Mark Zuckerberg says he's getting more comfortable as he ages.
The Meta CEO, who turned 40 in May, recently replied to a Threads post commenting on his evolving public persona. The Threads user noted Zuck's age when he founded Facebook, noting that he "looks way more comfortable now."
In a response to the post, Zuckerberg said when he was 19 years old he "didn't know anything about running a company, communicating publicly, etc."
He said he built confidence on the technical and product side of the company, but got negative feedback on how he came across.
Early in his career, the Meta CEO was repeatedly labeled as awkward. Some of Facebook's missteps, most significantly the 2018 Cambridge Analytica data breach, didn't help his reputation.
Zuckerberg was widely mocked in 2020 after the New York Post shared a photo of him surfing with a face covered in sunscreen. The CEO faced another round of internet mocking in 2022 after he released a selfie of his Metaverse avatar posing in front of the Eiffel Tower.
The image quickly went viral for its low-tech appearance — and the billionaire reportedly took it all personally.
"Being awkward and getting negative feedback on how I came across definitely made me more careful and scripted," Zuckerberg said in the Threads post. "Still not my best thing, but getting a bit more comfortable just being me as I get older."

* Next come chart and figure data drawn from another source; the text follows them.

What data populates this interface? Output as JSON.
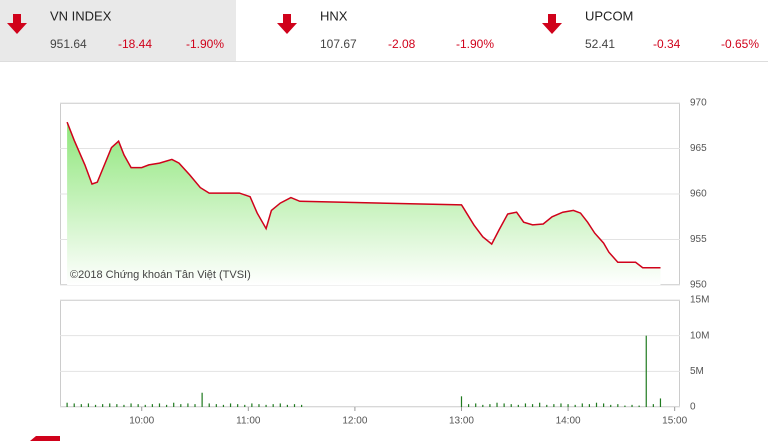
{
  "indices": [
    {
      "name": "VN INDEX",
      "value": "951.64",
      "change": "-18.44",
      "percent": "-1.90%"
    },
    {
      "name": "HNX",
      "value": "107.67",
      "change": "-2.08",
      "percent": "-1.90%"
    },
    {
      "name": "UPCOM",
      "value": "52.41",
      "change": "-0.34",
      "percent": "-0.65%"
    }
  ],
  "chart_data": [
    {
      "type": "line",
      "annotation": "©2018 Chứng khoán Tân Việt (TVSI)",
      "color": "#d0021b",
      "x": [
        558,
        562,
        568,
        572,
        575,
        579,
        583,
        587,
        590,
        594,
        600,
        604,
        610,
        617,
        621,
        627,
        633,
        638,
        647,
        655,
        661,
        665,
        670,
        673,
        678,
        684,
        689,
        780,
        781,
        787,
        792,
        797,
        801,
        806,
        811,
        815,
        820,
        826,
        831,
        837,
        843,
        847,
        851,
        855,
        860,
        863,
        868,
        878,
        882,
        892
      ],
      "values": [
        967.9,
        965.9,
        963.2,
        961.1,
        961.3,
        963.2,
        965.1,
        965.8,
        964.3,
        962.9,
        962.9,
        963.2,
        963.4,
        963.8,
        963.4,
        962.1,
        960.7,
        960.1,
        960.1,
        960.1,
        959.7,
        957.9,
        956.2,
        958.2,
        959.0,
        959.6,
        959.2,
        958.8,
        958.5,
        956.6,
        955.3,
        954.5,
        956.0,
        957.8,
        958.0,
        956.9,
        956.6,
        956.7,
        957.5,
        958.0,
        958.2,
        957.9,
        956.9,
        955.7,
        954.6,
        953.6,
        952.5,
        952.5,
        951.9,
        951.9
      ],
      "xlim": [
        554,
        903
      ],
      "ylim": [
        950,
        970
      ],
      "yticks": [
        950,
        955,
        960,
        965,
        970
      ],
      "grid": true
    },
    {
      "type": "bar",
      "color": "#1f7a1f",
      "x": [
        558,
        562,
        566,
        570,
        574,
        578,
        582,
        586,
        590,
        594,
        598,
        602,
        606,
        610,
        614,
        618,
        622,
        626,
        630,
        634,
        638,
        642,
        646,
        650,
        654,
        658,
        662,
        666,
        670,
        674,
        678,
        682,
        686,
        690,
        780,
        784,
        788,
        792,
        796,
        800,
        804,
        808,
        812,
        816,
        820,
        824,
        828,
        832,
        836,
        840,
        844,
        848,
        852,
        856,
        860,
        864,
        868,
        872,
        876,
        880,
        884,
        888,
        892
      ],
      "values": [
        0.6,
        0.5,
        0.4,
        0.5,
        0.3,
        0.4,
        0.5,
        0.4,
        0.3,
        0.5,
        0.4,
        0.3,
        0.4,
        0.5,
        0.3,
        0.6,
        0.4,
        0.5,
        0.4,
        2.0,
        0.5,
        0.4,
        0.3,
        0.5,
        0.4,
        0.3,
        0.5,
        0.4,
        0.3,
        0.4,
        0.5,
        0.3,
        0.4,
        0.3,
        1.5,
        0.4,
        0.5,
        0.3,
        0.4,
        0.6,
        0.5,
        0.4,
        0.3,
        0.5,
        0.4,
        0.6,
        0.3,
        0.4,
        0.5,
        0.4,
        0.3,
        0.5,
        0.4,
        0.6,
        0.5,
        0.3,
        0.4,
        0.2,
        0.3,
        0.2,
        10,
        0.4,
        1.2
      ],
      "xlim": [
        554,
        903
      ],
      "ylim": [
        0,
        15
      ],
      "yticks": [
        0,
        {
          "value": 5,
          "label": "5M"
        },
        {
          "value": 10,
          "label": "10M"
        },
        {
          "value": 15,
          "label": "15M"
        }
      ],
      "xticks": [
        {
          "value": 600,
          "label": "10:00"
        },
        {
          "value": 660,
          "label": "11:00"
        },
        {
          "value": 720,
          "label": "12:00"
        },
        {
          "value": 780,
          "label": "13:00"
        },
        {
          "value": 840,
          "label": "14:00"
        },
        {
          "value": 900,
          "label": "15:00"
        }
      ],
      "grid": true
    }
  ]
}
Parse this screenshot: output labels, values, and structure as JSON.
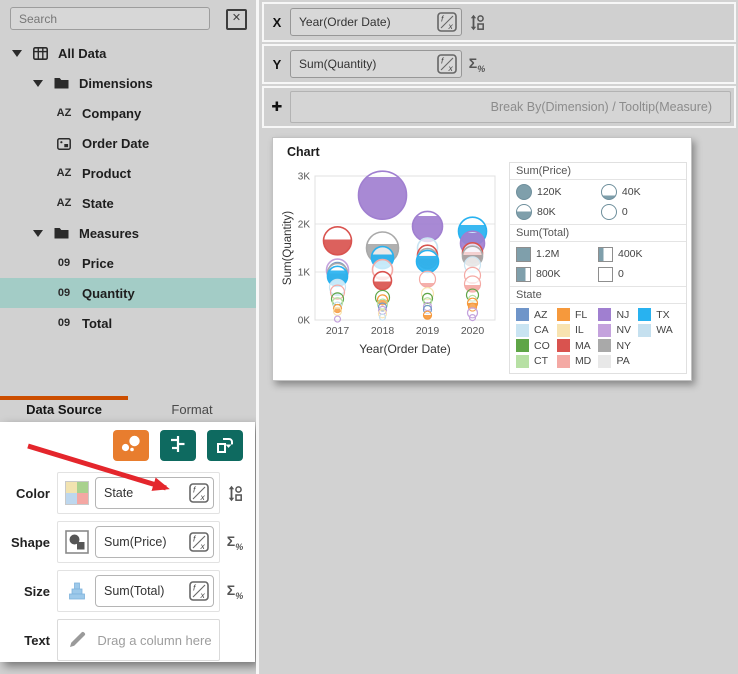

Zuck's tried to revamp his public persona in recent years.
He's undergone a fashion and style transformation, and even comes across differently in interviews and public appearances. Now, the CEO tends to pair his signature T-shirts with gold chains.
In a marked difference from the viral sunscreen snap, the billionaire recently posted a video of himself surfing in a tux and sipping beer backed by Bruce Springsteen's "Born in the USA."
Zuckerberg is impressing people in the business world, too.
He recently won praise from CEOs for open-sourcing Meta's AI model, Llama 3.1. Shopify's CEO called the model an "incredible gift," and even Elon Musk said he "does deserve credit."